One spring about three years ago, I started a job with abysmal pay and benefits but lots of walking around the building.  I added a walk to my lunch routine.  An app junkie, I found a calorie counter and began controlling my portions. Summer progressed, and getting really serious, I started running.  With the aid of  another app, at summer’s end, I ran my first 5K with my sister and her kids.  It would turn out to be my only 5K.

That fall I headed into one of the periodic depressions that have plagued me since childhood, and I fell off the the diet and exercise wagon.  I fell hard.  Even with a better job with great people, pay, and benefits, I started spiraling down in early fall.  I knew the mental health benefits of daily exercise, but I could not get myself to run (after 40+ years, I’m still surprised that depression isn’t always rational).

This winter has been a lot like that winter three years ago.  Work was good.  Life was good, but every single day was a struggle to get out of bed and, once out of bed, not give into the temptation to dive into a permanent oblivion.

I plodded through winter, knowing the cycle would progress eventually and getting help when I knew I needed it.  I’ve been coming out of this curve for a few weeks, seeing pieces of the moderation and even the mania that will follow.  Spring is coming.

Outside, spring is here.  As with the last two years, sun has inspired thoughts of exercising again (dieting is a more distant goal).  Last Monday, however,  news of the Boston Marathon Bombing took all attention away from spring and diets and work.

Tuesday it rained.  The weather fit my mood in the aftermath of the tragedy.  It didn’t inspire running, but it became a good day for reflection.  Knowing little would change during the day, and that there was even less I could do to change things, I’d already decided not to gorge on news of the bombing.

The kids home for Spring Break, so working and keeping them busy helped divert me.  Thing1’s improved report card had won him back some forfeited computer time, and Thing2 embarked on a new construction paper sculpture.  We all worked quietly for a while.  Then, forgetting it was a rainy day, I accidentally broke the relaxed rhythm.

“Why don’t you two go outside?”  It was an automated question, timed, after all these years, to go off when children have been inside for too long.  “Go do something. You’re wasting your lives in here.”  Thing1, with the perfect amount of pre-teen sarcasm, quickly reminded me of the downpour outside.

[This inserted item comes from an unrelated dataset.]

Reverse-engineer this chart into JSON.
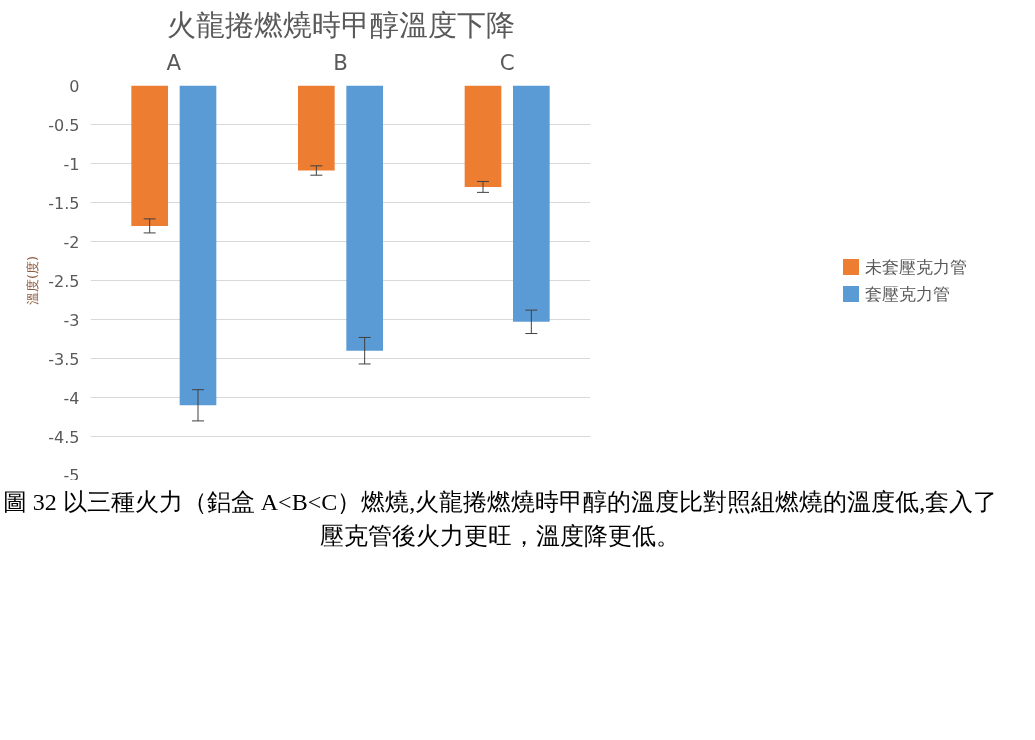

Rebuffed, I lumbered back to my desk.  I sat down, my girth forcing air out of the seat cushion with a sharp whooshing sound.  I didn’t, as usual, automatically push from my mind the irony of a behemoth of a mom telling two wiry kids to get moving.  Today, I reminded myself, once again, that they deserved a mother who could keep up with them now and into their futures.

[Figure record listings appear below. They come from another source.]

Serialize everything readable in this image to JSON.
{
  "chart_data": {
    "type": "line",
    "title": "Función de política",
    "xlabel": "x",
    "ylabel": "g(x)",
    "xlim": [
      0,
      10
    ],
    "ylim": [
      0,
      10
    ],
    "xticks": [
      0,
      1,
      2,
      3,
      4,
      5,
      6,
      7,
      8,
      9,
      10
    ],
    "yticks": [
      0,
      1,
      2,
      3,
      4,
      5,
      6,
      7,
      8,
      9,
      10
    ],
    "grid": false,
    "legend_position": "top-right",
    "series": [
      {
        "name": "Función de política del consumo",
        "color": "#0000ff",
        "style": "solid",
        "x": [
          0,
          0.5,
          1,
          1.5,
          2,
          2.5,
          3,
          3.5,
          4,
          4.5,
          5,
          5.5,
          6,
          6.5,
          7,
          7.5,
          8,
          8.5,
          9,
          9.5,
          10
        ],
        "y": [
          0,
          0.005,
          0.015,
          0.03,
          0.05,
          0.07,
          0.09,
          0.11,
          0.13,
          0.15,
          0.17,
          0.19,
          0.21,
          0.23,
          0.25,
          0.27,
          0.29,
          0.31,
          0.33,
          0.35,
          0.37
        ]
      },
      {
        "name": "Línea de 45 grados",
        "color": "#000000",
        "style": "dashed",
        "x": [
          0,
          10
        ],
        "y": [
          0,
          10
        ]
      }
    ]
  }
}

I shook off the irony and clicked on my email.  Then, despite my resolve, I clicked on a Boston webpage.  Pictures of Monday’s victims flashed on the screen.  Below, there were life stories of people who had been physically whole until the day before.  Then I saw a story of a school trying to raise money for the wounded.  My spirit lifted a bit as I found another story of a man who had never run a mile resolving to run the marathon next year to fundraise for the survivors. Through all the stories ran a theme of people trying not only to help but to live fully.

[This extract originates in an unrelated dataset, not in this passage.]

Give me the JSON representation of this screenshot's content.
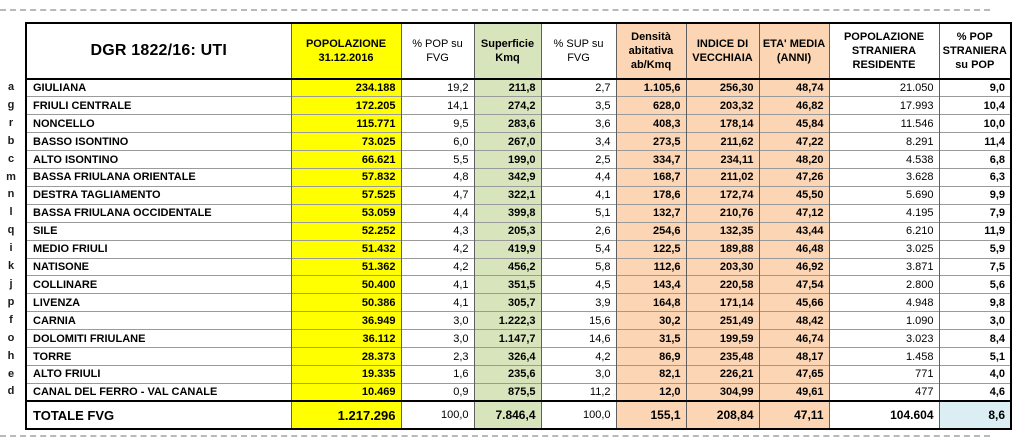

I got back to my email.  I’m physically whole, but I had to admit that I take a lot of my life for granted.  There are even some parts of it, like my health, that I toss aside very casually.

Wednesday morning I got up before the kids.  The rain was gone.  Without waking the boys, I slid on a pair of running shoes that hadn’t seen daylight since October 2010 and slipped out the door.  For the next 30 minutes I ran when my app told me to run and walked when it told me to walk, and there were times I had to stop.  I doubt I’ll be in that marathon group any year, but, chasing my acorn-squash shaped shadow through the woods around our house made me hope that I was taking the first steps of a better journey.